|Cayenne doing her favorite thing: chilling in the yard.|
But from a frugality standpoint, this house might not be completely ideal. We spent around $343k for the house, a full $13,000 over what we'd initially set as our maximum budget. And there's a pool: complete with a vacuum and skimmer that run at night, and chemicals that need to be purchased every so often. I think emotions may have gotten the better of us on this one, but we want what we want. On the plus side, the house is exactly what we were looking for: a white kitchen that's already done, with those little scoop handles on the pull-out drawers. Bathrooms that match the kitchen, and a big back yard with a covered patio and a grassy area for the dogs. Basically, it's done. We don't have to paint a wall or turn a screw.
Since this is supposedly a personal finance blog, let's run through some numbers, and a big decision we have to make with our old house.
New Home Purchase:
- $343,000 purchase price
- $69,000 down payment
- roughly $5,000 in transaction costs, initial insurance & escrow, etc.

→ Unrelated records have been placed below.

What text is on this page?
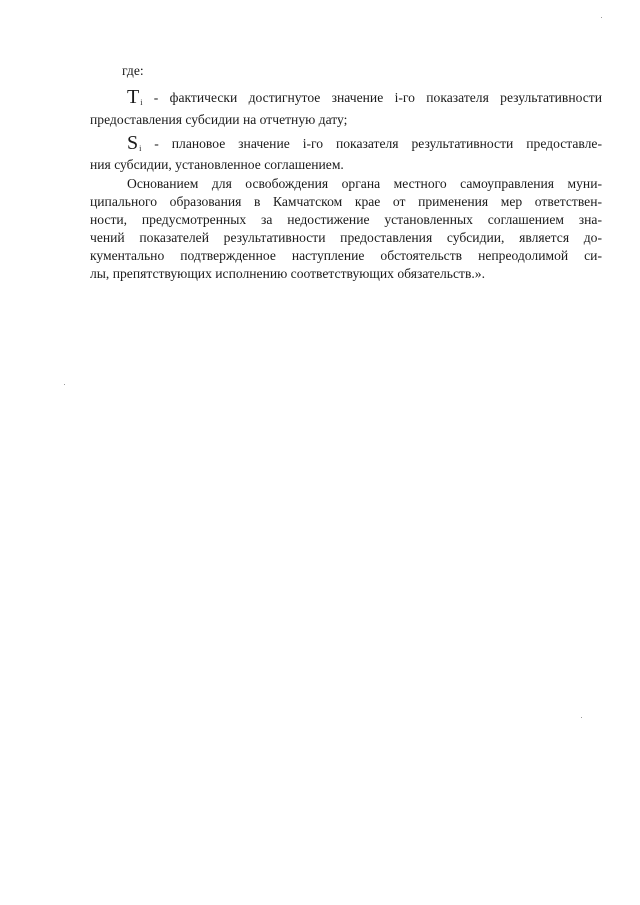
где:
$T_i$ - фактически достигнутое значение i-го показателя результативности
предоставления субсидии на отчетную дату;
$S_i$ - плановое значение i-го показателя результативности предоставле-
ния субсидии, установленное соглашением.
Основанием для освобождения органа местного самоуправления муни-
ципального образования в Камчатском крае от применения мер ответствен-
ности, предусмотренных за недостижение установленных соглашением зна-
чений показателей результативности предоставления субсидии, является до-
кументально подтвержденное наступление обстоятельств непреодолимой си-
лы, препятствующих исполнению соответствующих обязательств.».
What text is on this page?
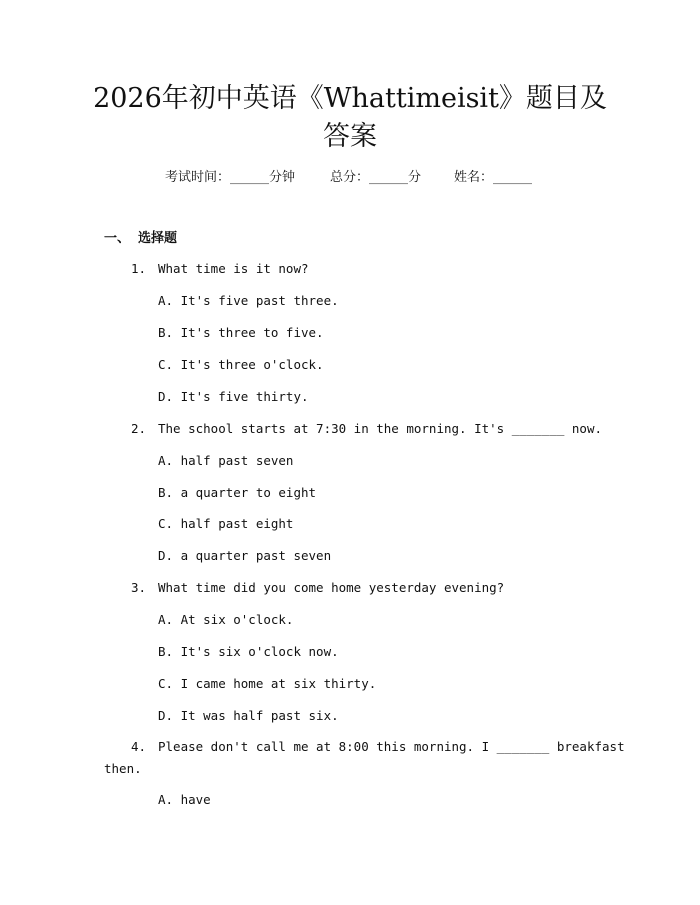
2026年初中英语《Whattimeisit》题目及答案
考试时间：______分钟	总分：______分	姓名：______
一、 选择题
1. What time is it now?
A. It's five past three.
B. It's three to five.
C. It's three o'clock.
D. It's five thirty.
2. The school starts at 7:30 in the morning. It's _______ now.
A. half past seven
B. a quarter to eight
C. half past eight
D. a quarter past seven
3. What time did you come home yesterday evening?
A. At six o'clock.
B. It's six o'clock now.
C. I came home at six thirty.
D. It was half past six.
4. Please don't call me at 8:00 this morning. I _______ breakfast
then.
A. have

- Approximately $175,000 in additional mortgage debt (compared to the old house) at 4.2% that is mostly (but not totally) offset by the additional investment dollars outlined below.
Old Home Sales Scenarios:
- Scenario 1: Traditional sale via a realtor, estimated $230k-$250k sales price, netting between $213.5k - $232.5k after paying 5% realtor fees and investing $5k in repairs/landscaping for a retail sale. After paying off the $98,000 mortgage, we'd have between $115,500 - $134,500 to invest. Our plan is to invest approximately 25% of that in a lump sum, and to dollar cost average the other 75%, monthly, over two years.
- Scenario 2: Sell to an investor for $225k (which is the current offer). This would also be the net, as they pay all closing costs, cut out the realtor fees, and require no repairs. After paying off the $98,000 mortgage, we'd have $127,000 to invest.
- Scenario 3: Partner with our old neighbors, an architect and an interior designer, to flip the house. Their design is to add 600 square feet with a bedroom and expand the common living space, gutting the kitchen and baths: more or less a total remodel. We each would invest $50,000 into the renovation, split the mortgage, insurance, and utilities for the 6-9 month timeline (approximately $400/month per couple, so $2,400 - $3,600 total), aim to sell for $415,000, paying $17,000 to a realtor, and then splitting the profits. Agreeing to an initial "sales" price of $230,000 (i.e. - the baseline from where our profit is calculated), adding in the $100,000 in renovation costs and the $4,800 - $7,200 in holding costs, each couple would hypothetically net between $30,400 and $31,600 in profit. After paying off the $98,000 mortgage, we'd have between $162,400 - $163,600 to invest. But the sales price could range between $390k and $425k, changing those figures quite a bit.
My heart says to go for scenario three, but it's clearly fraught with the most risk, the most effort, and the most stress over the rest of the year. I'm tempted by the ROI on our $50,000 investment. But I'm even more attracted by the opportunity to build something great out of our first house, and improve the neighborhood. Even though we would not be expected to help in any way with the construction, we'd learn a lot of new skills just by volunteering and watching the renovation. And it has all the allures of a big challenge: something that you're not quite sure you can do, but you just might pull it off, and there's that feeling in your stomach that says, "You can. You should."
But that's just looking at the upside. There's plenty of bad outcomes, too: the renovation goes over budget and over timeline, the sales price is lower than we expected, and no one makes any real money off the deal despite working on it for the better part of a year. The sales price at which we'd actually lose money seems to be anything less than $355k. So long as we sold at that price, we'd get our $50,000 renovation budget back as well as the holding costs, pay the realtors, and we'd be back down to the original $230,000 we agreed upon, only suffering opportunity costs, a lot of headaches, and maybe a friendship if we're unlucky.
Which brings us to scenario two: the easy money from an investor. While it's not a home run, it does get us a quick sale with the property as-is and a pretty crazy return, considering we bought the house for $132,000 back in 2010. My head is telling me this is the smart choice: just take the bird in the hand and be happy with the returns we got. And we could use a little simplicity around now, as we're also trying to sell one of our investment properties (a story for another day) and to start a family this summer. Maybe the stress of a flip is the last damn thing we need.
Scenario one, while definitely the most traditional and straightforward approach, is the least attractive to me. But they do say never to sell your home to an investor, so I suppose I should give the retail sale more consideration.
Well, I've rambled on long enough. As we tend to do, we'd like to ask our smart readers to help us see the forest for the trees, and let us know which scenario you think is the best for our situation. (I keep having trouble with polls in Blogger, so please just leave your choice in the comments below.)
For now, it's time to walk around barefoot in the yard, sip a beer, throw the ball around with Cayenne, forget about all this house selling nonsense for a while, and just enjoy our home. Thanks for reading.